A high-precision thermometry microfluidic chip for real-time monitoring of the physiological process of live tumour cells

Temperature changes in cells are generally accompanied by physiological processes. Cellular temperature measurements can provide important information to fully understand cellular mechanisms. However, temperature measurements with conventional methods, such as fluorescent polymeric thermometers and thermocouples, have limitations of low sensitivity or cell state disturbance. We developed a microfluidic chip integrating a high-precision platinum (Pt) thermo-sensor that can culture cells and monitor the cellular temperature in situ. During detection, a constant temperature system with a stability of 0.015 degrees C was applied. The temperature coefficient of resistance of the Pt thermo-sensor was 2090 ppm/degrees C, giving a temperature resolution of the sensor of less than 0.008 degrees C. This microchip showed a good linear correlation between the temperature and resistance of the Pt sensor at 20-40 degrees C (R-2 = 0.999). Lung and liver cancer cells on the microchip grew normally and continuously. The maximum temperature fluctuation of H1975 (0.924 degrees C) was larger than that of HepG2 (0.250 degrees C).
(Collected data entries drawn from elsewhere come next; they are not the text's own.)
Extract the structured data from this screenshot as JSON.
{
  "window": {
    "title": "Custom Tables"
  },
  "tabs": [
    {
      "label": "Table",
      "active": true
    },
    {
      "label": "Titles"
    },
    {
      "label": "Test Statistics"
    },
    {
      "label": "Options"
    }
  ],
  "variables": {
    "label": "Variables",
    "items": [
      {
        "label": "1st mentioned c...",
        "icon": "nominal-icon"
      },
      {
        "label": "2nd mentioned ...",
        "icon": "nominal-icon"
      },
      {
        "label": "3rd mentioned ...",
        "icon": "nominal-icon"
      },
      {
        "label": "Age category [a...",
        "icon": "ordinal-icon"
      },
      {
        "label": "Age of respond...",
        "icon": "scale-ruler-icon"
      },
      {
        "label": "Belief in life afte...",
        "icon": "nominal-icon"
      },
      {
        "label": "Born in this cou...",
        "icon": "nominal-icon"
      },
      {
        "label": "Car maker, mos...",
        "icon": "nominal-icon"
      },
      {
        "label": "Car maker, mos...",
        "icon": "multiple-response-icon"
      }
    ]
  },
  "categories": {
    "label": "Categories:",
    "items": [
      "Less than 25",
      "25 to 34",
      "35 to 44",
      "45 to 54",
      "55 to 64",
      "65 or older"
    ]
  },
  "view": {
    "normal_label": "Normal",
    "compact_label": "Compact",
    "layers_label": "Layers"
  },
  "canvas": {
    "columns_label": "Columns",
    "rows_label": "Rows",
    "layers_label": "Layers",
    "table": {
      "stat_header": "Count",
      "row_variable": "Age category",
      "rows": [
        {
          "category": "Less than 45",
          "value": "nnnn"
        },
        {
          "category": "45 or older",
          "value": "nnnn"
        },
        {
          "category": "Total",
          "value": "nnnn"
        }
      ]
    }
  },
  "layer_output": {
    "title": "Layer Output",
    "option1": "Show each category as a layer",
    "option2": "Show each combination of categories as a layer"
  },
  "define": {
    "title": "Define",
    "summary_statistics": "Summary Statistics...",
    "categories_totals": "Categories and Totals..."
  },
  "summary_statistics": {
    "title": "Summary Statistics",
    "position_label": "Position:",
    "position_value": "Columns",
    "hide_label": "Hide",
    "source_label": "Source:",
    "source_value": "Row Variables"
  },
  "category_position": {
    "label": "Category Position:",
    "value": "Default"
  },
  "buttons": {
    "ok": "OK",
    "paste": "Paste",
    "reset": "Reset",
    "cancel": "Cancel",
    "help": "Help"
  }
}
However, the temperature of adherent HepG2 cells changed over time, showing susceptibility to the environment most of the time compared to H1975. Moreover, the temperature increment of non-cancerous cells, such as hepatic stellate cells, was monitored in response to the stimulus of paraformaldehyde, showing the process of cell death. Therefore, this thermometric microchip integrated with cell culture could be a nondisposable and label-free tool for monitoring cellular temperature applied to the study of physiology and pathology.